Very cool. What's the current best tool to help make the .srt file? e.g. the current best-of-breed text recognition / text alignment tool. Last time I looked at something like this there didn't seem to be a particularly robust solution, especially for text alignment.
Hello! Original author here. I'm not sure about the best tool for creating new .srt files, but for films, you can find pretty much anything on opensubtitles.org or subscene.com (although the quality varies). You can also download .srts for youtube videos (again, quality varies).
I will caution people that downloaded subs are very often misaligned (timing) with your video, due to various cuts of videos, intro logos, disc versions, framerates, etc., etc. Leave your download page open and check one-by-one against the source video.
I think Aegisub (http://www.aegisub.org/) is the current golden standard in the anime community, which is one of the most active when it comes to subtitles.
Last time I did this (~2011} "Subtitle Editor"[1] was a pretty decent solution for *nix-based systems.
On Windows, VisualSubSync[2] was all the rage, iirc.
I wanted to do exactly this, but I wanted to do it at a word level granularity. So that you could input any text and get a video of random clips from many sources each saying exactly the words in the input string.
Word (and phoneme) level granularity is usually used for lip-synching (CG, video games) and karaoke-type applications.
If you have an accurate text transcript, but not detailed enough timings, you can use speech recognition on the audio and it will be very accurate, since you know exactly what is being said (unlike speech recognition on arbitrary speech, this is more like command-and-control). You can do word-level or phoneme-level timing granularity pairing an accurate transcript with the original audio.

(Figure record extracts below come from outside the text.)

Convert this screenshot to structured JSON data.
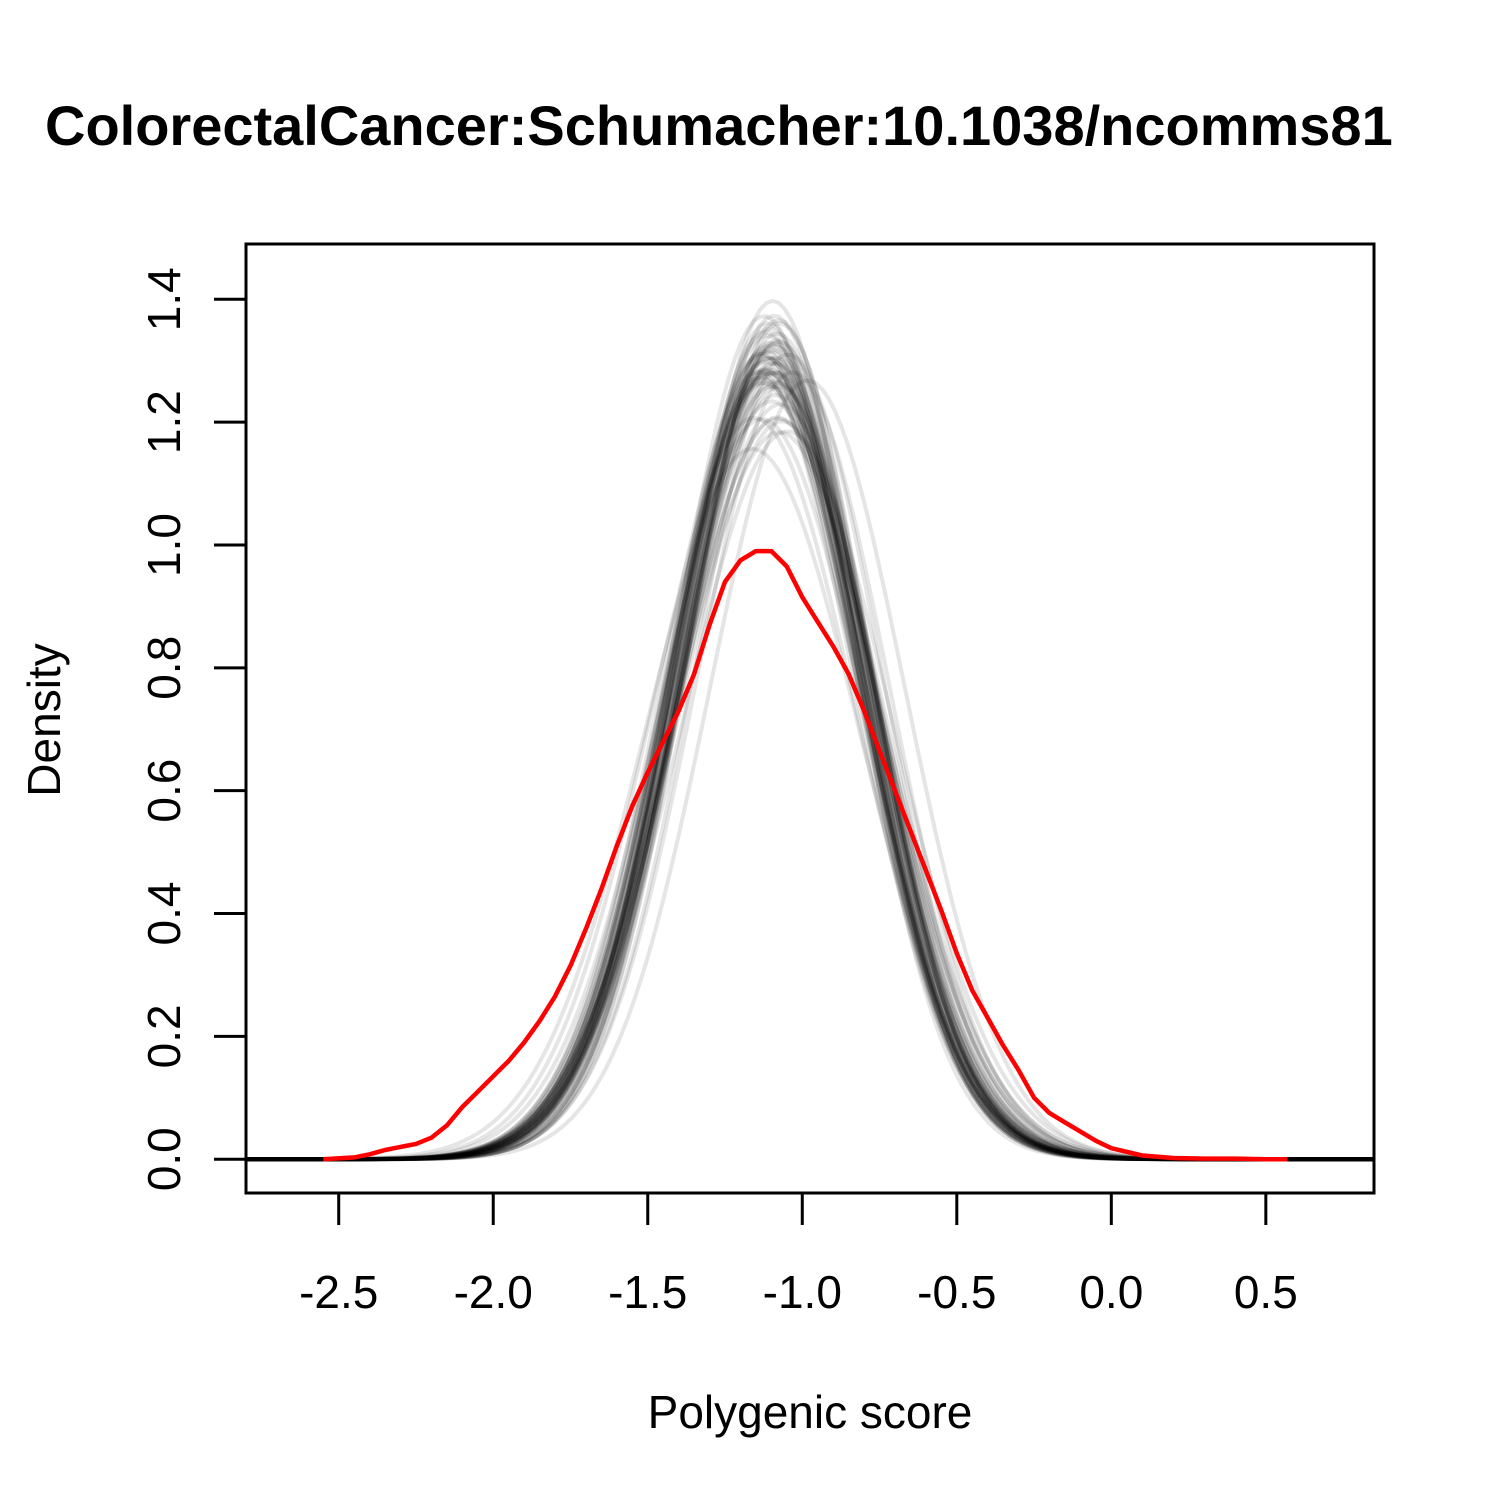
{
  "chart_data": {
    "type": "line",
    "title": "ColorectalCancer:Schumacher:10.1038/ncomms81",
    "xlabel": "Polygenic score",
    "ylabel": "Density",
    "xlim": [
      -2.8,
      0.85
    ],
    "ylim": [
      -0.055,
      1.49
    ],
    "xticks": [
      -2.5,
      -2.0,
      -1.5,
      -1.0,
      -0.5,
      0.0,
      0.5
    ],
    "xtick_labels": [
      "-2.5",
      "-2.0",
      "-1.5",
      "-1.0",
      "-0.5",
      "0.0",
      "0.5"
    ],
    "yticks": [
      0.0,
      0.2,
      0.4,
      0.6,
      0.8,
      1.0,
      1.2,
      1.4
    ],
    "ytick_labels": [
      "0.0",
      "0.2",
      "0.4",
      "0.6",
      "0.8",
      "1.0",
      "1.2",
      "1.4"
    ],
    "grid": false,
    "legend": "none",
    "series": [
      {
        "role": "simulated-densities",
        "color": "#000000",
        "count": 60,
        "curve": "normal",
        "x_range": [
          -2.8,
          0.85
        ],
        "mean": -1.1,
        "mean_spread": 0.03,
        "sd": 0.31,
        "sd_spread": 0.012
      },
      {
        "role": "observed-density",
        "color": "#ff0000",
        "x": [
          -2.55,
          -2.45,
          -2.4,
          -2.35,
          -2.3,
          -2.25,
          -2.2,
          -2.15,
          -2.1,
          -2.05,
          -2.0,
          -1.95,
          -1.9,
          -1.85,
          -1.8,
          -1.75,
          -1.7,
          -1.65,
          -1.6,
          -1.55,
          -1.5,
          -1.45,
          -1.4,
          -1.35,
          -1.3,
          -1.25,
          -1.2,
          -1.15,
          -1.1,
          -1.05,
          -1.0,
          -0.95,
          -0.9,
          -0.85,
          -0.8,
          -0.75,
          -0.7,
          -0.65,
          -0.6,
          -0.55,
          -0.5,
          -0.45,
          -0.4,
          -0.35,
          -0.3,
          -0.25,
          -0.2,
          -0.15,
          -0.1,
          -0.05,
          0.0,
          0.1,
          0.2,
          0.3,
          0.4,
          0.5,
          0.57
        ],
        "y": [
          0.0,
          0.003,
          0.008,
          0.015,
          0.02,
          0.025,
          0.035,
          0.055,
          0.085,
          0.11,
          0.135,
          0.16,
          0.19,
          0.225,
          0.265,
          0.315,
          0.375,
          0.44,
          0.51,
          0.575,
          0.63,
          0.68,
          0.73,
          0.79,
          0.87,
          0.94,
          0.975,
          0.99,
          0.99,
          0.965,
          0.915,
          0.875,
          0.835,
          0.79,
          0.73,
          0.665,
          0.6,
          0.535,
          0.47,
          0.405,
          0.335,
          0.275,
          0.23,
          0.185,
          0.145,
          0.1,
          0.075,
          0.06,
          0.045,
          0.03,
          0.018,
          0.006,
          0.002,
          0.001,
          0.001,
          0.0,
          0.0
        ]
      }
    ]
  }
}
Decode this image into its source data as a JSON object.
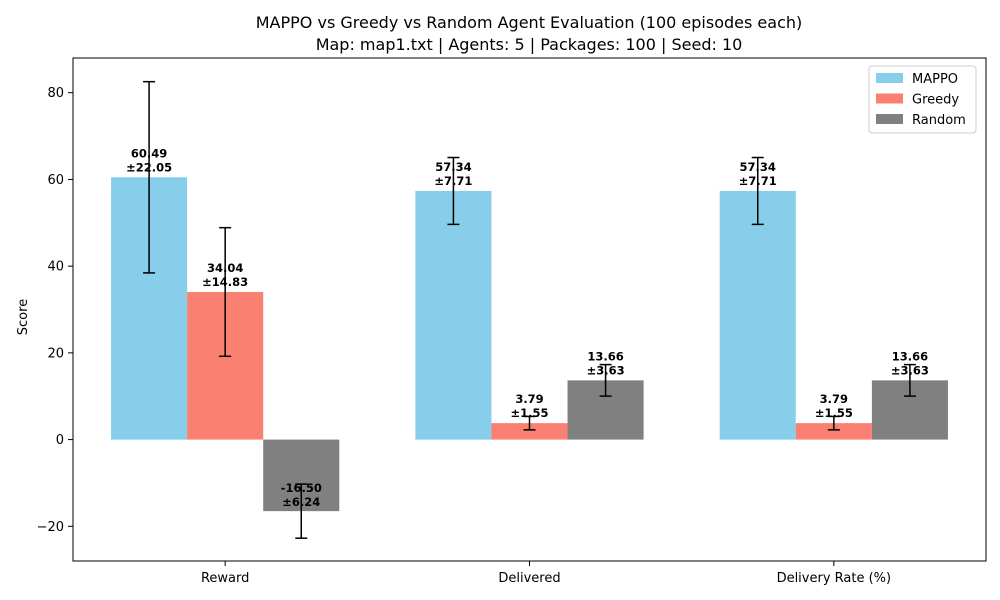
{
  "chart_data": {
    "type": "bar",
    "title": "MAPPO vs Greedy vs Random Agent Evaluation (100 episodes each)",
    "subtitle": "Map: map1.txt | Agents: 5 | Packages: 100 | Seed: 10",
    "xlabel": "",
    "ylabel": "Score",
    "ylim": [
      -28,
      88
    ],
    "yticks": [
      -20,
      0,
      20,
      40,
      60,
      80
    ],
    "ytick_labels": [
      "−20",
      "0",
      "20",
      "40",
      "60",
      "80"
    ],
    "categories": [
      "Reward",
      "Delivered",
      "Delivery Rate (%)"
    ],
    "grid": false,
    "legend_position": "top-right",
    "error_bars": true,
    "series": [
      {
        "name": "MAPPO",
        "color": "#87CEEB",
        "values": [
          60.49,
          57.34,
          57.34
        ],
        "errors": [
          22.05,
          7.71,
          7.71
        ],
        "labels": [
          [
            "60.49",
            "±22.05"
          ],
          [
            "57.34",
            "±7.71"
          ],
          [
            "57.34",
            "±7.71"
          ]
        ]
      },
      {
        "name": "Greedy",
        "color": "#FA8072",
        "values": [
          34.04,
          3.79,
          3.79
        ],
        "errors": [
          14.83,
          1.55,
          1.55
        ],
        "labels": [
          [
            "34.04",
            "±14.83"
          ],
          [
            "3.79",
            "±1.55"
          ],
          [
            "3.79",
            "±1.55"
          ]
        ]
      },
      {
        "name": "Random",
        "color": "#808080",
        "values": [
          -16.5,
          13.66,
          13.66
        ],
        "errors": [
          6.24,
          3.63,
          3.63
        ],
        "labels": [
          [
            "-16.50",
            "±6.24"
          ],
          [
            "13.66",
            "±3.63"
          ],
          [
            "13.66",
            "±3.63"
          ]
        ]
      }
    ]
  }
}
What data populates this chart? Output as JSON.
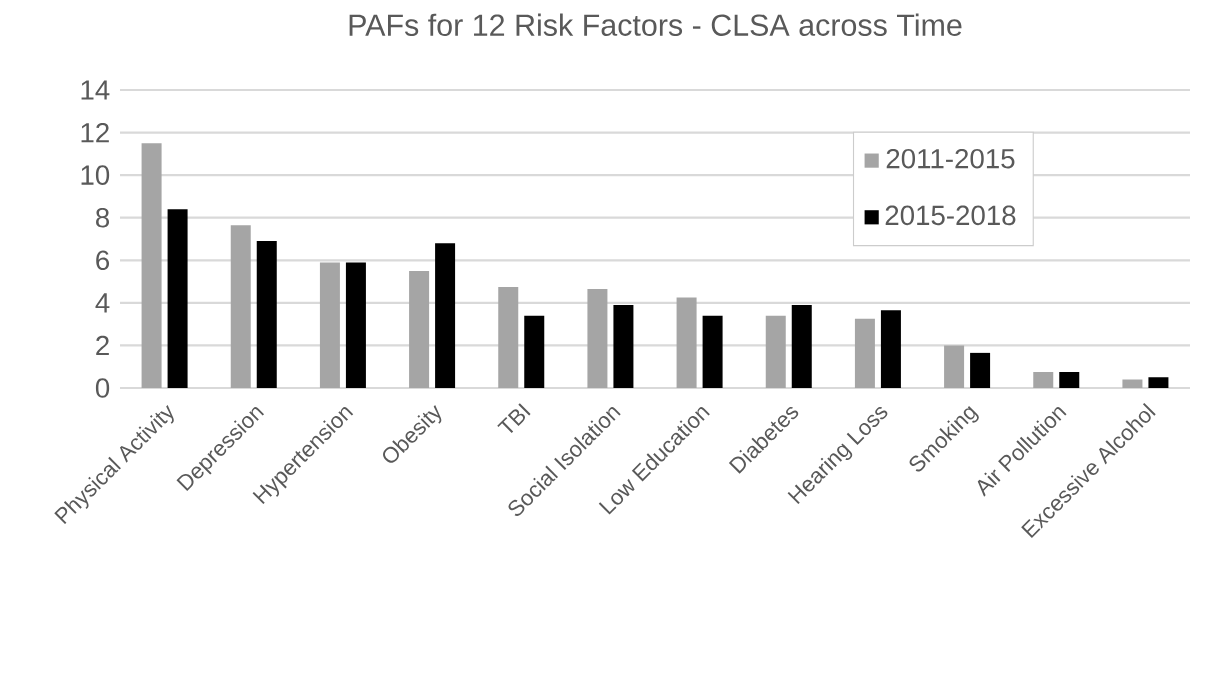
{
  "chart_data": {
    "type": "bar",
    "title": "PAFs for 12 Risk Factors - CLSA across Time",
    "categories": [
      "Physical Activity",
      "Depression",
      "Hypertension",
      "Obesity",
      "TBI",
      "Social Isolation",
      "Low Education",
      "Diabetes",
      "Hearing Loss",
      "Smoking",
      "Air Pollution",
      "Excessive Alcohol"
    ],
    "series": [
      {
        "name": "2011-2015",
        "color": "#a5a5a5",
        "values": [
          11.5,
          7.65,
          5.9,
          5.5,
          4.75,
          4.65,
          4.25,
          3.4,
          3.25,
          2.0,
          0.75,
          0.4
        ]
      },
      {
        "name": "2015-2018",
        "color": "#000000",
        "values": [
          8.4,
          6.9,
          5.9,
          6.8,
          3.4,
          3.9,
          3.4,
          3.9,
          3.65,
          1.65,
          0.75,
          0.5
        ]
      }
    ],
    "ylim": [
      0,
      14
    ],
    "yticks": [
      0,
      2,
      4,
      6,
      8,
      10,
      12,
      14
    ],
    "grid": "y",
    "legend": "top right"
  }
}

The metadata isn't there in regular subtitles, but you can certainly get it there with some post-processing.
Annosoft made a command-line front-end to the Microsoft Speech API, which is what many of these other Windows-based systems may also use, and I used in a project in 1999-2001: http://www.annosoft.com/sapi_lipsync/docs/ (There are other SAPI front-ends if you dig around online, too.)
You could get a gigantic bunch of film & television subtitles. Almost every movie ever made and every TV show in the past 30 years has pretty good subtitles available from a variety of online sources.
Using common Python NLP techniques you could very easily search for every instance of a phrase across a massive corpora of subtitles.
If you got a large enough collection of subtitles and videos in a single directory this tool would do what you are asking.
How about a program that automatically finds, say, the smallest number of segments that covers all of the input words? At least then the program would do a lot of the heavy lifting for you, and you could do the last bit of cleanup manually.
Nice tool, also I had no idea about the moviepy library used by the tool. Looks like a really nice little library for making small video edits in python. Cool!
I remember reading a while back that employees at big news networks (think Fox, CNBC, CNN, etc.) had access to some massive database of broadcast videos, and tooling built around the database to do exactly this. I can't find the source at the moment, but if anyone knows it, a link could be relevant.
One thing that annoys me with subtitles is that when they even have all the sound effects. [SCREAMS LOUDLY], [OMINOUS MUSIC PLAYS] etc. So something like the Total Recall silence thing probably won't work to a great degree of accuracy in those cases.
Some places call this "closed captioning" (i.e. deaf target audience), versus "subtitles" (target audience is people who can hear, but not understand the language).
Solution: use foreign language subtitles (since the goal is translation and not helping with hearing impaired people, those effects aren't usually included).